Wearing a scraggly beard, Franco stars as Mac, a union organizer determined to get the migrant apple pickers of a California valley to go on strike. The script, by repeat Franco collaborator Matt Rager, has one inspired idea: It handles the plot of Steinbeck’s 1936 novel as a heist. Accompanied by rookie Jim (Nat Wolff), the son of a legendary labor activist, Mac arrives in the valley dressed as a hobo, ingratiating himself with the de facto leader of the pickers, London (a wheezy Vincent D’Onoforio), in order to convince the community to fight for a living wage. It doesn’t have any style, but at least the caper-like nuts-and-bolts process gives In Dubious Battle a whiff of forward momentum, which dissipates once the pickers actually go on strike. Packed with characters who leave little to no impression, the second half of the film slogs like a sleep-deprived Matewan, ambling through political talking points, standoffs with armed strikebreakers, and a barely coherent love triangle involving Jim, Mac, and London’s daughter-in-law, Lisa (Selena Gomez, lost and trying to find her way back to a different film).

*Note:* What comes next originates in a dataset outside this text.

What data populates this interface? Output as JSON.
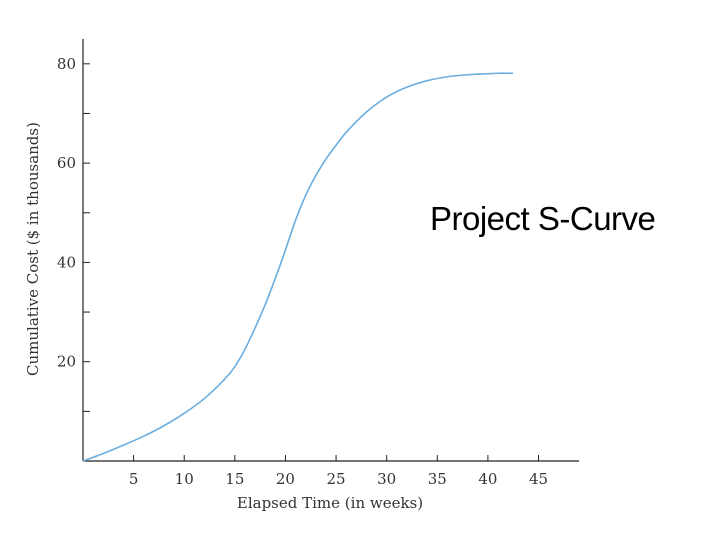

Not even the holy trinity of codgers—Robert Duvall, Ed Harris, and Sam Shepard, as, respectively, the pickers’ boss, an activist, and a local farmer—can give life to this thing. Franco’s camerawork is as meaningless as ever, but now also pedestrian: He uses the widescreen frame only to put whoever is talking the loudest in the middle and surround them with seemingly undirected extras, who stand with their arms folded over their dirty coveralls, nodding as they listen. Bruce Thierry Cheung’s score overcompensates, but it isn’t fooling anyone; no amount of percussion can cover up the fact that this earnest, inoffensive movie is about as urgent as required reading. Franco has made a dozen narrative features, along with a number of documentaries and shorts, and In Dubious Battle is but one of six directorial efforts he has due this year. On he trudges, intent on settling the question of whether filmmaking can be learned through rote repetition, or whether it actually takes talent.